Les tumeurs cancéreuses « détournent » le programme génétique utilisé par les nerfs en développement. C’est ce que montre une étude menée par des chercheurs de l’Université d’Umeå, en Suède. À long terme, les résultats pourraient ouvrir la voie à de nouvelles voies de traitement du cancer en limitant l’interaction de la tumeur avec les nerfs.
Nous n’en sommes encore qu’au début de la recherche, mais cela ouvre des opportunités passionnantes pour combattre le cancer dans le corps d’une manière complètement nouvelle. »
Sara Wilson, professeure agrégée de neurobiologie, Département de biologie médicale intégrative, Université d’Umeå
Dans le cancer, il existe une interaction entre les tumeurs et les nerfs. On pourrait dire que la tumeur communique avec le système nerveux. L’idée d’une étude menée à l’Université d’Umeå est qu’en interprétant cette « conversation », il sera possible plus tard de trouver des moyens de la briser et ainsi de ralentir le cancer ou de réduire le risque de sa propagation.
Tous les organes du corps sont dotés de nerfs qui agissent comme un système de transmission des informations entre les organes, le cerveau et le reste du corps. Un fait intéressant est que de nombreux types de tumeurs présentent une densité nerveuse accrue à l’intérieur et autour de la tumeur, par rapport aux organes sains. Cela montre que le cancer a provoqué la croissance et la réorganisation des nerfs. Normalement, la carte nerveuse du corps est créée très tôt, déjà lorsque nous sommes des embryons dans le ventre de la mère. Chez les personnes en bonne santé, la capacité des nerfs à se développer et à se réorganiser est limitée, mais le cancer semble pouvoir la déloger. La question a été de savoir pourquoi.
Des recherches antérieures ont montré que les tumeurs à haute densité nerveuse se développent plus rapidement, grossissent et se propagent à d’autres parties du corps et forment des métastases à travers les nerfs tumoraux. Ils utilisent les nerfs de la tumeur comme une route pour sortir de la tumeur. Ce processus est appelé invasion périneurale, PNI. L’objectif de l’étude des chercheurs d’Umeå était de déchiffrer le langage moléculaire utilisé dans ces interactions entre tumeurs et nerfs.

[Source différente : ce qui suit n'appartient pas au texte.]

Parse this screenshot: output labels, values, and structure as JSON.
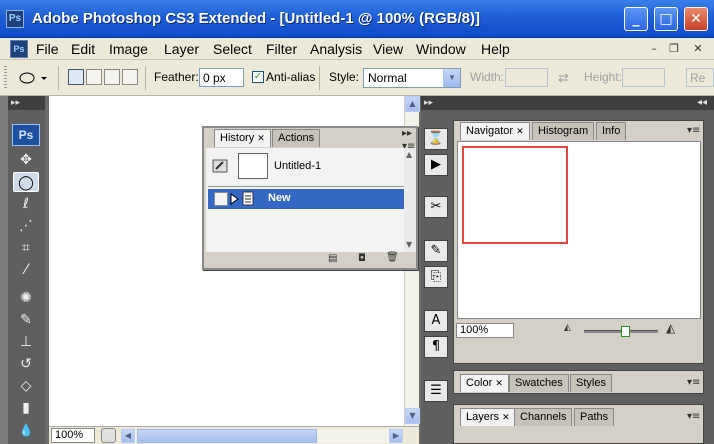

Les chercheurs ont découvert que dans les tumeurs se trouvait un groupe de gènes centrés autour des réseaux moléculaires normalement utilisés par les nerfs en développement. Ce sont les mêmes gènes/réseaux moléculaires qui, chez l’embryon, aident le nerf à se développer et éventuellement à atteindre toutes les parties du corps. Des études antérieures menées par les chercheurs d’Umeå ont montré qu’à mesure que le système nerveux se forme dans l’embryon, les « axones » de certaines cellules nerveuses sont utilisés par d’autres cellules nerveuses pour se déplacer au bon endroit dans le système nerveux. Les axones créent une « feuille de route » pour que les autres cellules trouvent leur chemin. Les chercheurs d’Umeå, ainsi que des chercheurs du monde entier, ont également montré comment l’emplacement et la direction des axones des cellules nerveuses sont contrôlés par des réseaux de certains gènes.
La nouvelle découverte était que les différents cancers avaient leurs propres variantes d’un ensemble de gènes qui contrôlent normalement la feuille de route des nerfs, ce qui pourrait être la clé de la façon dont les nerfs sont amenés à redessiner leurs voies. Le cancer semble réactiver des gènes qui, chez les personnes en bonne santé, sont actifs au stade embryonnaire où ils contrôlent le développement du système nerveux, mais qui, dans le cancer, semblent plutôt envoyer des signaux favorisant la croissance et la propagation de la tumeur.
« Les tumeurs semblent déjouer les programmes génétiques des nerfs pour atteindre leurs propres objectifs destructeurs. Nous espérons que la poursuite des recherches pourra fournir des réponses sur la manière dont nous pouvons, à notre tour, déjouer les tumeurs pour les empêcher d’utiliser des gènes pour contrôler le système nerveux », explique Sara. Wilson.
La recherche a été menée au moyen d’une étude bioinformatique de bases de données ouvertes de gènes provenant d’échantillons de patients humains anonymisés. L’étude réalisée en grande partie par une doctorante du laboratoire Luz María González-Castrillón a été publiée dans la revue scientifique Frontiers in Genetics.